NEUROENDOCRINOLOGY
LETTERS including Psychoneuroimmunology, Neuropsychopharmacology,
Reproductive Medicine, Chronobiology
and
Human Ethology
ISSN 0172–780X
The
neurohypophysis is an original model of the CNS secretory
system releasing vasopressin (AVP) and oxytocin (OXT), two
neuropeptides hormones synthesized by the magnocellular neurons
of the hypothalamus. Specific patterns of action potentials
originating from cellular bodies of magnocellular neurons
control the release of AVP and OT, but intra-neurohypophysis
regulations do modulate the neuropeptides release. There is
now good evidence for the effects of extracellular purines
in the control of neurohypophysial secretion. This paper brings
together evidence for the multiple, intricate actions of purines
in the extracellular space of the neurohypophysis. It covers
four main points. First, the activity-dependent release of
endogenous ATP in the neurohypophysis. Second, the action
of ATP on both neuronal and non-neuronal compartments of the
neural lobe. Third, the termination of ATP positive feedback
by ecto-nucleotidases. And finally the possible involvement
of adenosine in the regulation of neurohypophysial secretion
and glial plasticity. The data suggest that ATP and adenosine
are physiological modulators of the release of neurohypophysial
peptides by acting directly on nerve terminals and indirectly
on neurohypophysial astrocytes. Since purinergic receptors
are widespread in nervous and endocrine systems, the neurohypophysis
appears as an useful model for studying the role of purines
in the regulation of stimulus-secretion coupling and neuron-glia
interactions. The feedback mechanisms found in the neurohypophysis
could be ubiquitous, occurring throughout the central nervous
system and in other secretory systems.
Introduction
Introduction
ATP, besides the function of intracellular energy source, appears
as an extracellular signal in a wide variety of systems where
it is involved in both physiological and physiopathological
conditions [reviewed in 1]. ATP acts as a neurotransmitter in
the central and peripheral nervous systems. The co-storage of
ATP with acethylcholine and catecholamines has been demonstrated
for a variety of peripheral and central synaptic vesicles [2].

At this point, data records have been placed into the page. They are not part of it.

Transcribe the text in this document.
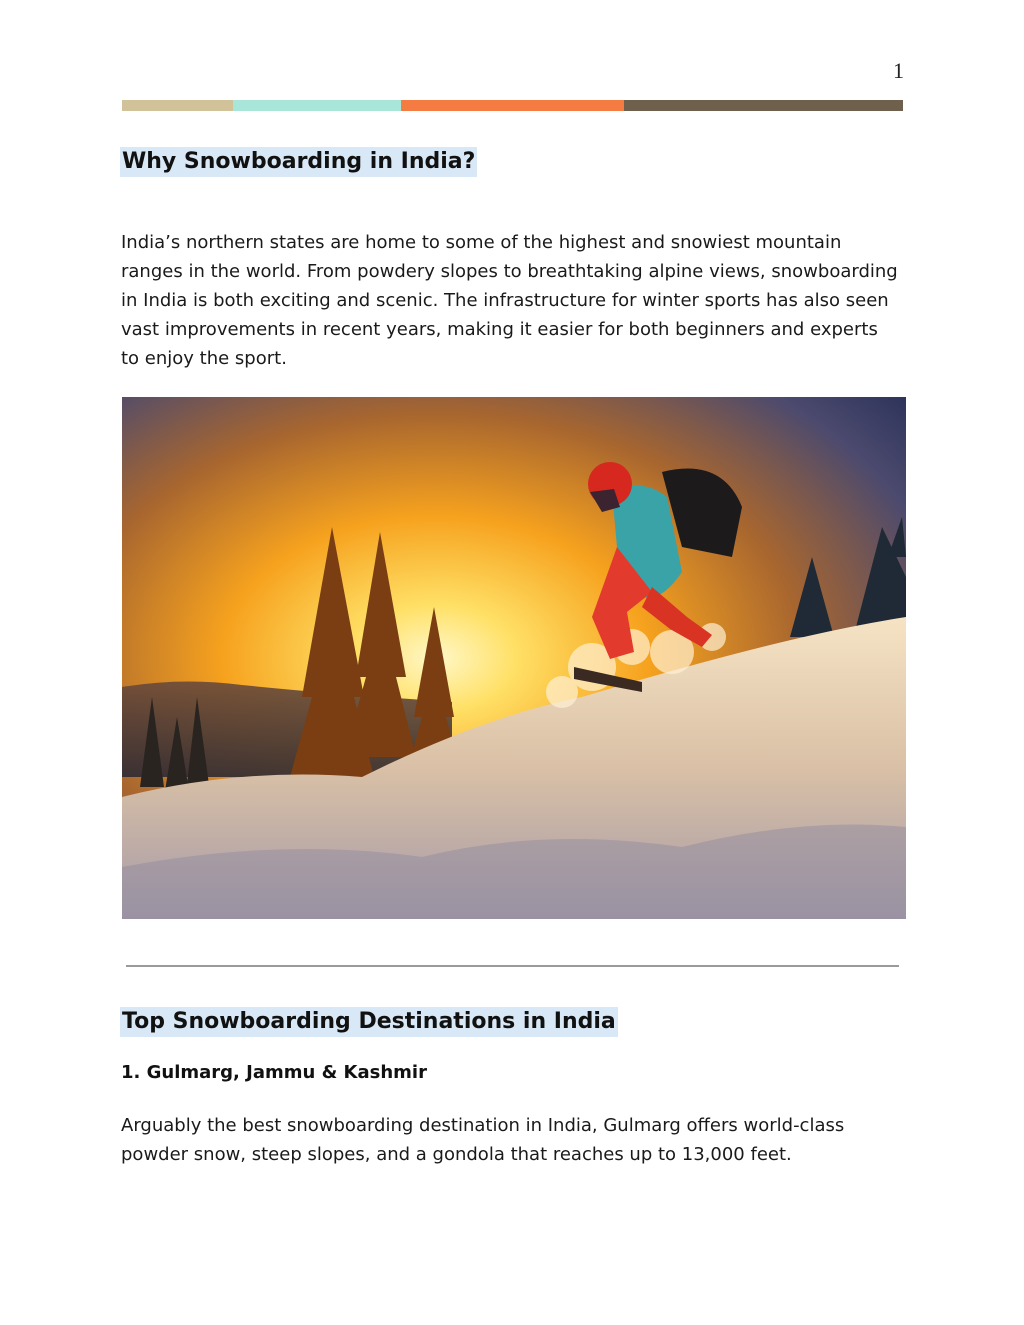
1
Why Snowboarding in India?

India’s northern states are home to some of the highest and snowiest mountain ranges in the world. From powdery slopes to breathtaking alpine views, snowboarding in India is both exciting and scenic. The infrastructure for winter sports has also seen vast improvements in recent years, making it easier for both beginners and experts to enjoy the sport.

Top Snowboarding Destinations in India
1. Gulmarg, Jammu & Kashmir

Arguably the best snowboarding destination in India, Gulmarg offers world-class powder snow, steep slopes, and a gondola that reaches up to 13,000 feet.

ATP co-released with these neurotransmitters can act as fast
excitatory agent on both cholinergic [3] and adrenergic [4]
neurons. Furthermore, ATP influences endocrine systems, where
it can modulate hormones release [5 & 6]. The extracellular
actions of ATP are mediated by specific membrane located receptors
referred as P2 receptors. Based on the cloning of P2 receptors,
two subtypes were defined as P2X the ligand-gated ion channel
and P2Y the G protein-coupled receptor [7]. Adenosine, which
is produced by hydrolysis of ATP by ecto-nucleotidases, may
also act as a neuromodulator within the nervous system. It modulates
the release of neurotransmitters [8], post-synaptic responsiveness
[9], and the action of other receptors systems [10]. Specific
receptors referred as P1 receptors and subdivided in different
subtypes (A1, A2A, A2B and A3) intercede in the different actions
of adenosine. The actions of both ATP and adenosine in the nervous
system are not restricted to neurons, as several glial cells
including astrocytes, microglia, oligendendrocytes and Schwann
cells bear functional P2 and P1 purinergic receptors [11]. Moreover,
data obtained in vitro indicate that extracellular purines control
astrocyte proliferation and the production of trophic factors
by glial cells [12]. The neurohypophysis contains vasopressin
(AVP) and oxytocin (OXT) releasing neurosecretory endings originating
from magnocellular neurons of the hypothalamus [13]. This system
has been used to demonstrate the direct relationship between
intracellular calcium increase and neurohormone secretion [14]
and it is considered as an unique model for studying the regulation
of stimulus-secretion. Although the release of the neuropeptides
is driven by specific patterns of action potentials initiated
by hypothalamic neurons, intrinsic regulations can modulate
the hormone release at the neurohypophysis level [15]. Moreover,
several lines of evidence strongly indicate that glia participates
in the control of neurohypophysial secretion [13]. Consequently,
this organ appears therefore as an excellent model for studying
the role of extracellular purines in the regulation of secretion
and for examining the involvement of these compounds in the
control of secretion by glia. This paper summarizes our research
data and results of the literature indicating the multiple,
complicated feedback regulatory mechanisms by which purines
control neuroendocrine stimulus-secretion coupling.